Shamanism is a practice that involves a practitioner who reaches altered states of consciousness in order to perceive and interact with a spirit world and channel these transcendental energies into this world.

Hold on a sec…yes, you’re on the right blog, I’m still Princess Rosebud, still Enchanted Seashells haha, just doing a little ENCHANTED exploration with the spirit world in addition to gluing seashells to any available surface. With a nature. land, and animal connection, how could it be anything but good, right?

Let me clarify…I’m not a shaman. Did you think I was? Nope, but I met an amazing woman who is a shamanic practitioner,and I’d like to share her story and my experience with you.

I met Carmen in January. I had undergone an emotional and total body 10.0 earthquake, a tsunami of pain that ruled my life so unbearably for a couple of months until I was so devastated that I was literally unable to function (I’ll tell you all about it when I can.)

A very good friend suggested that I seek out the support of a shaman for healing from these deep heart wounds.

Always a skeptic, I was so far out of my mind and spirit and soul that I would have reached up to the sky to pull down a star if that could have helped me work my way out of depths of despair.

Serendipity, divine guidance, luck, coincidence…who knows what it was, but I found Carmen located in my own little town and booked an appointment.

I had no preconceived ideas about what to expect. I didn’t even Google “shamanism”–I don’t remember how I drove to her office.

I walked through the door with shoulders hunched, tears streaming down my face. There was a candle burning and the scent of sage. I don’t remember filling out her information form…why are you here, and later I saw that I had written, “to save my life”.

Between bouts of sobbing, I told her what had happened to my world; it felt like a death but no one had died.

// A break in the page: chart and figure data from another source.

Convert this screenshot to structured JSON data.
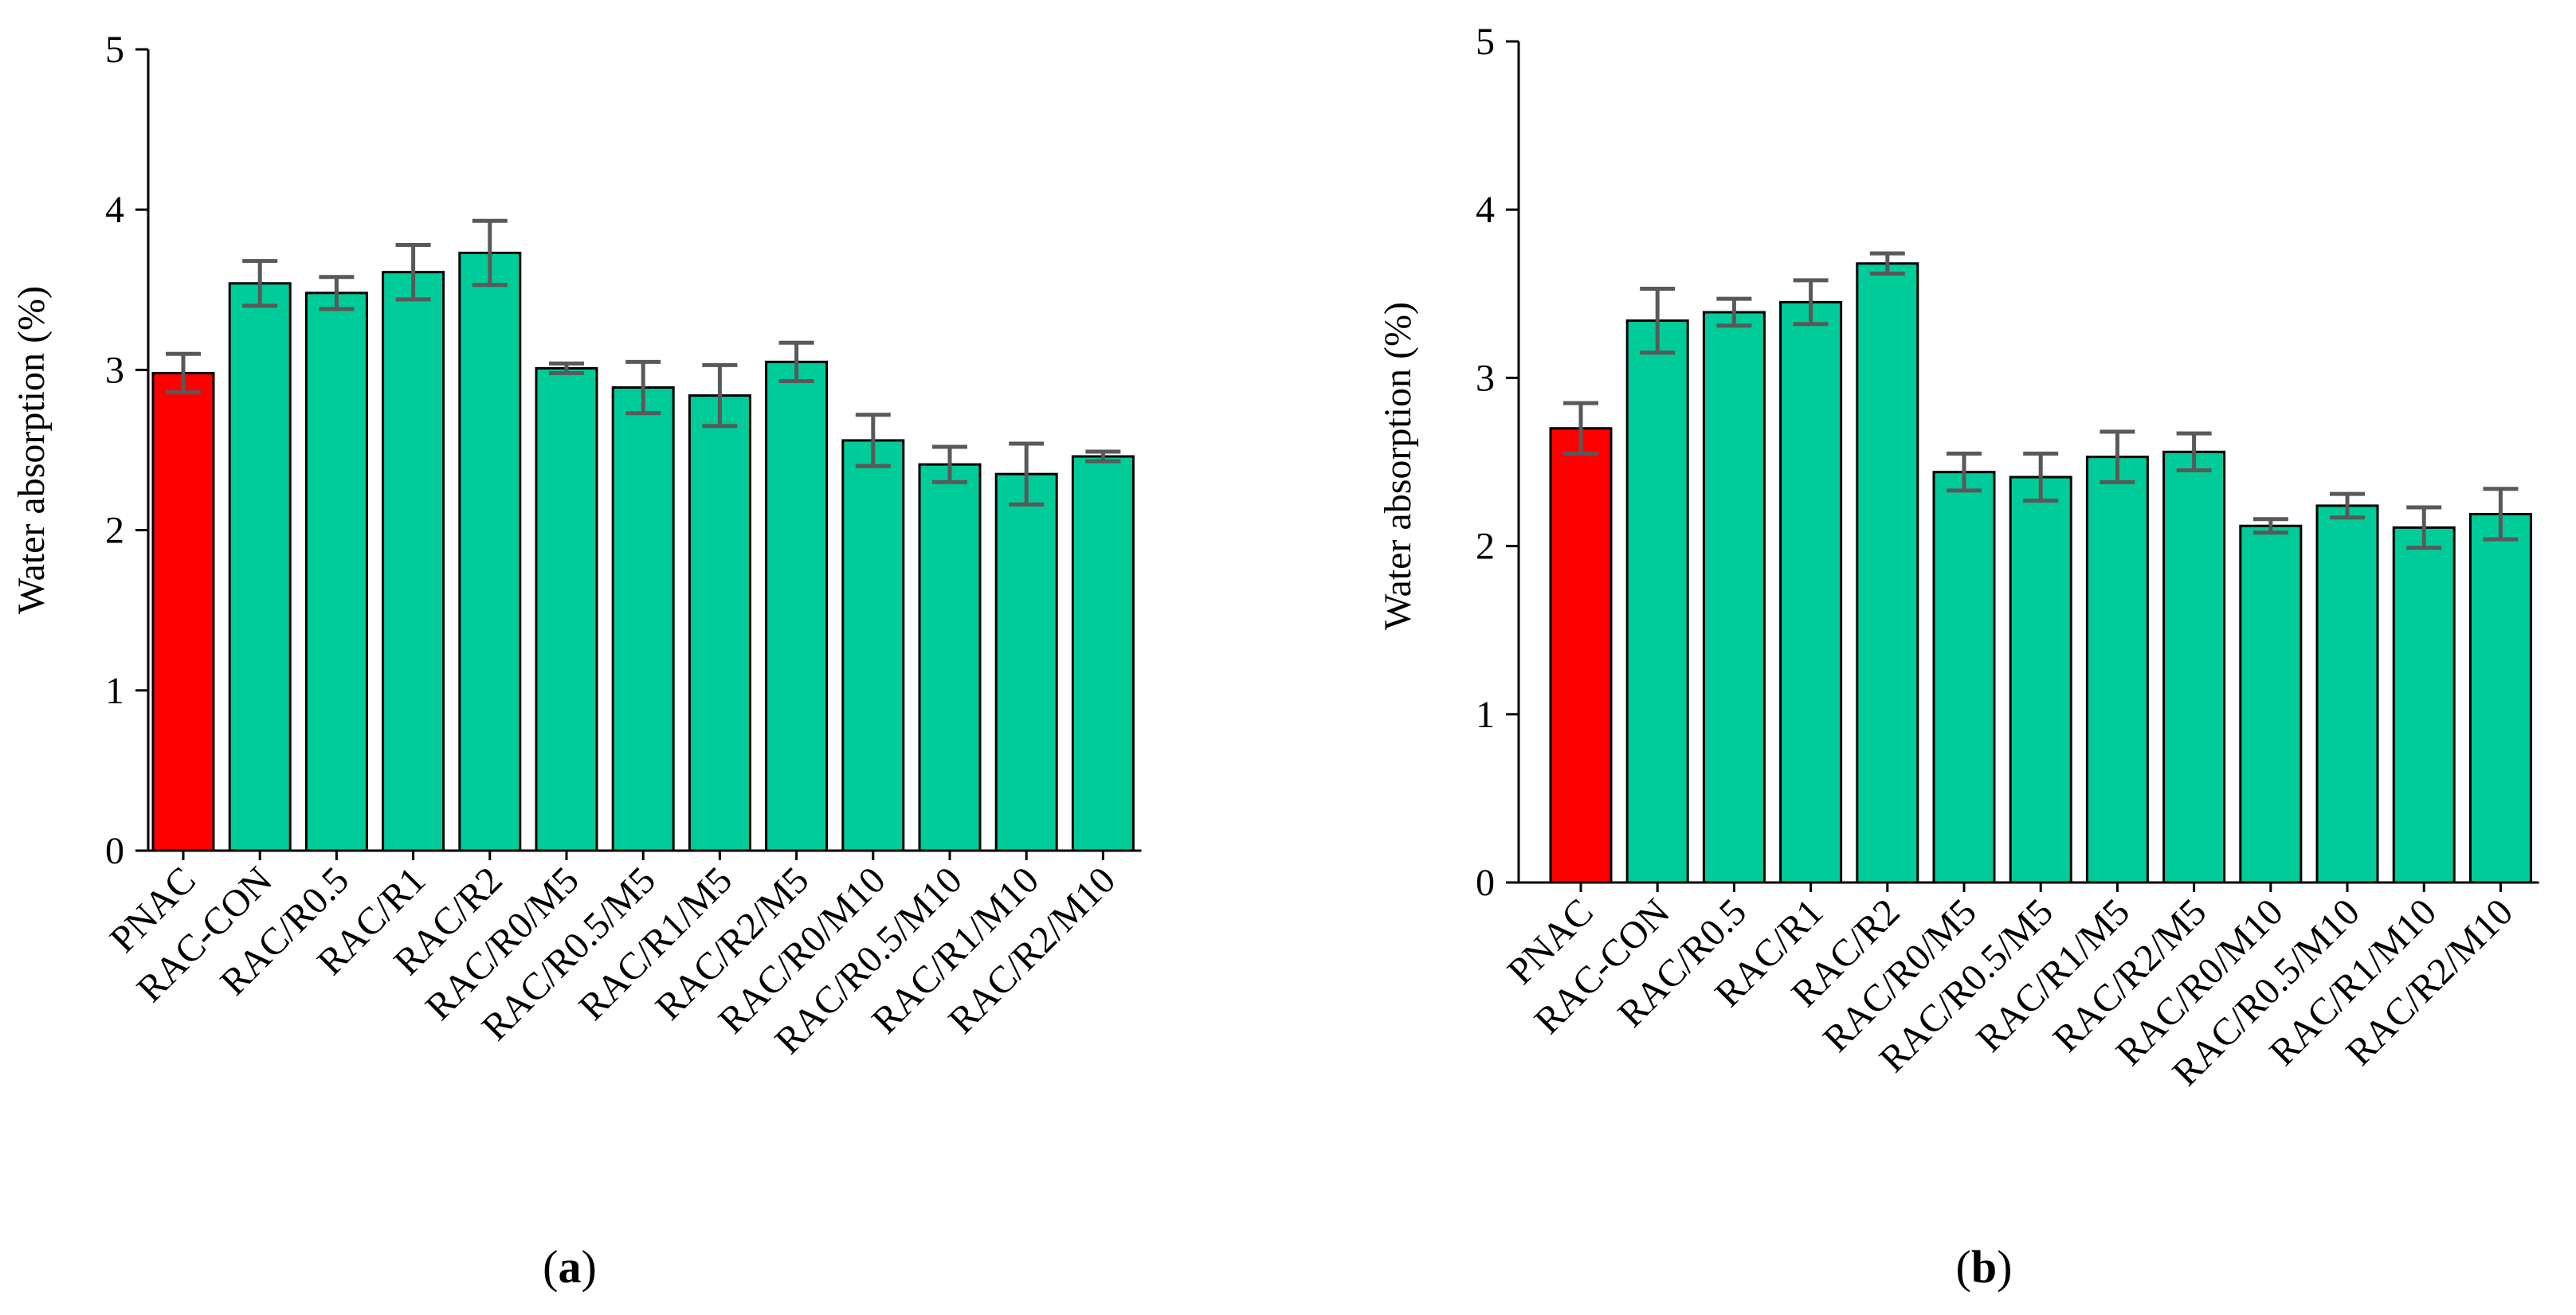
{
  "chart_data": [
    {
      "type": "bar",
      "panel_label": "a",
      "ylabel": "Water absorption (%)",
      "ylim": [
        0,
        5
      ],
      "yticks": [
        0,
        1,
        2,
        3,
        4,
        5
      ],
      "categories": [
        "PNAC",
        "RAC-CON",
        "RAC/R0.5",
        "RAC/R1",
        "RAC/R2",
        "RAC/R0/M5",
        "RAC/R0.5/M5",
        "RAC/R1/M5",
        "RAC/R2/M5",
        "RAC/R0/M10",
        "RAC/R0.5/M10",
        "RAC/R1/M10",
        "RAC/R2/M10"
      ],
      "values": [
        2.98,
        3.54,
        3.48,
        3.61,
        3.73,
        3.01,
        2.89,
        2.84,
        3.05,
        2.56,
        2.41,
        2.35,
        2.46
      ],
      "errors": [
        0.12,
        0.14,
        0.1,
        0.17,
        0.2,
        0.03,
        0.16,
        0.19,
        0.12,
        0.16,
        0.11,
        0.19,
        0.03
      ],
      "bar_colors": [
        "#ff0000",
        "#00cc99",
        "#00cc99",
        "#00cc99",
        "#00cc99",
        "#00cc99",
        "#00cc99",
        "#00cc99",
        "#00cc99",
        "#00cc99",
        "#00cc99",
        "#00cc99",
        "#00cc99"
      ],
      "error_color": "#595959",
      "grid": false,
      "legend": "none"
    },
    {
      "type": "bar",
      "panel_label": "b",
      "ylabel": "Water absorption (%)",
      "ylim": [
        0,
        5
      ],
      "yticks": [
        0,
        1,
        2,
        3,
        4,
        5
      ],
      "categories": [
        "PNAC",
        "RAC-CON",
        "RAC/R0.5",
        "RAC/R1",
        "RAC/R2",
        "RAC/R0/M5",
        "RAC/R0.5/M5",
        "RAC/R1/M5",
        "RAC/R2/M5",
        "RAC/R0/M10",
        "RAC/R0.5/M10",
        "RAC/R1/M10",
        "RAC/R2/M10"
      ],
      "values": [
        2.7,
        3.34,
        3.39,
        3.45,
        3.68,
        2.44,
        2.41,
        2.53,
        2.56,
        2.12,
        2.24,
        2.11,
        2.19
      ],
      "errors": [
        0.15,
        0.19,
        0.08,
        0.13,
        0.06,
        0.11,
        0.14,
        0.15,
        0.11,
        0.04,
        0.07,
        0.12,
        0.15
      ],
      "bar_colors": [
        "#ff0000",
        "#00cc99",
        "#00cc99",
        "#00cc99",
        "#00cc99",
        "#00cc99",
        "#00cc99",
        "#00cc99",
        "#00cc99",
        "#00cc99",
        "#00cc99",
        "#00cc99",
        "#00cc99"
      ],
      "error_color": "#595959",
      "grid": false,
      "legend": "none"
    }
  ]
}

I felt like there was something strangely wrong with me; not a medical issue, although I had absolutely suffered some health issues due to this seismic shift-but more internal, cellular, organic. I felt like there was a toxic or malignant entity inhabiting my body, causing me an incredible amount of despondency- I was tormented.

What is a shamanic journey?

In shamanic practice it is believed that part of the soul is free to leave the body. There are various times the soul might leave the body, during dreaming or to protect the soul from trauma. When a shaman is initiated onto the shamanic path, they usually learn how to send their soul forth intentionally, on the soul flight which is commonly called a journey or the shamanic journey. In early shamanic societies, many shamans were initiated because of having a near death experience. Death being an experience when all of your soul leaves the body, the near death experience is thought to teach an individual to travel with the soul.

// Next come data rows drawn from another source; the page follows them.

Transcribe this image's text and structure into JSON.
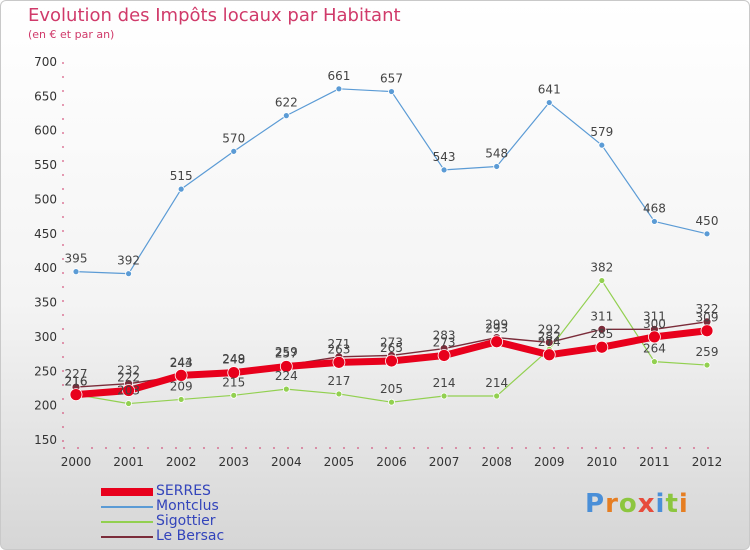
{
  "title": "Evolution des Impôts locaux par Habitant",
  "subtitle": "(en € et par an)",
  "logo": {
    "text": "Proxiti",
    "letter_colors": [
      "#4a8fd8",
      "#e67e22",
      "#8cc63f",
      "#e74c3c",
      "#4a8fd8",
      "#8cc63f",
      "#e67e22"
    ]
  },
  "chart_data": {
    "type": "line",
    "title": "Evolution des Impôts locaux par Habitant",
    "subtitle": "(en € et par an)",
    "x": [
      "2000",
      "2001",
      "2002",
      "2003",
      "2004",
      "2005",
      "2006",
      "2007",
      "2008",
      "2009",
      "2010",
      "2011",
      "2012"
    ],
    "ylim": [
      150,
      700
    ],
    "yticks": [
      150,
      200,
      250,
      300,
      350,
      400,
      450,
      500,
      550,
      600,
      650,
      700
    ],
    "grid": false,
    "legend_position": "bottom-left",
    "series": [
      {
        "name": "Montclus",
        "color": "#5b9bd5",
        "values": [
          395,
          392,
          515,
          570,
          622,
          661,
          657,
          543,
          548,
          641,
          579,
          468,
          450
        ]
      },
      {
        "name": "Sigottier",
        "color": "#92d050",
        "values": [
          216,
          203,
          209,
          215,
          224,
          217,
          205,
          214,
          214,
          282,
          382,
          264,
          259
        ]
      },
      {
        "name": "Le Bersac",
        "color": "#7b2c3a",
        "values": [
          227,
          232,
          243,
          249,
          259,
          271,
          273,
          283,
          299,
          292,
          311,
          311,
          322
        ]
      },
      {
        "name": "SERRES",
        "color": "#e8001c",
        "values": [
          216,
          222,
          244,
          248,
          257,
          263,
          265,
          273,
          293,
          274,
          285,
          300,
          309
        ]
      }
    ],
    "legend_order": [
      "SERRES",
      "Montclus",
      "Sigottier",
      "Le Bersac"
    ]
  }
}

The shamanic journey occurs by shifting awareness or consciousness in order to allow part of your soul to leave the body. The drum or rattle is frequently used. The slow repetitive rhythm shifts the individuals “rhythm” so that he or she can journey. Just the way a soothing song can help an someone achieve a calmer state. The rhythm of the drum puts you in the right state to journey. The drum beat used is very close to the frequency that is measured from the earth, and has proved effective for the majority of people. [From https://www.shamanlinks.net/shaman-info/about-shamanism/the-shamanic-journey/]

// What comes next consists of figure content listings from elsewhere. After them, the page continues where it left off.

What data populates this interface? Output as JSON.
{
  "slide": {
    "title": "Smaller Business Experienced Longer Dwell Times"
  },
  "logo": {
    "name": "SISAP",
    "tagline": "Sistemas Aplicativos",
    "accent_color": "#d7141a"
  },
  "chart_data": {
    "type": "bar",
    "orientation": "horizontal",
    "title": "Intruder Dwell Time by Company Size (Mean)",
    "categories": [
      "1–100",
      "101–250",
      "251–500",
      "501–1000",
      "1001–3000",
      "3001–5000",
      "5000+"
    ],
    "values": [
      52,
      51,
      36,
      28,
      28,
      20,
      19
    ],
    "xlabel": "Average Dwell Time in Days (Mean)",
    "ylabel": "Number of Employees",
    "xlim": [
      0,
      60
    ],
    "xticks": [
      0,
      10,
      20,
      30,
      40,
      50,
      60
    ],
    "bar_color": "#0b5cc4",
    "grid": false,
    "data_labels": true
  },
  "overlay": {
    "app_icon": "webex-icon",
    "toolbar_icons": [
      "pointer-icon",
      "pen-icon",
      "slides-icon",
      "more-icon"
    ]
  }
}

I’ve learned that everyone’s journey is different. Mine involved an out of body and trance-like dreamy experience —  meeting my spirit guides and my spirit animal (a wolf, of course), and a feeling of release of toxins and pain–and a sort of rebirth. I felt as if I was physically still in the room and simultaneously travelled away from my physical body. When Carmen brought me back from the journey and I regained my awareness of the present moment, I felt completely changed from the person who had walked in two hours before. Lighter, less burdened, less desolate, less weighted down by a thousand ton boulder crushing my heart.

Are you asking yourself if I exaggerated or if it was as intense as I’ve shared? Yup, it was, and even more so.

And all I know for sure is that I felt better walking out than I had walking in, and for the most part, that’s stayed with me, along with a renewed sense of purpose, and maybe even healed a bit.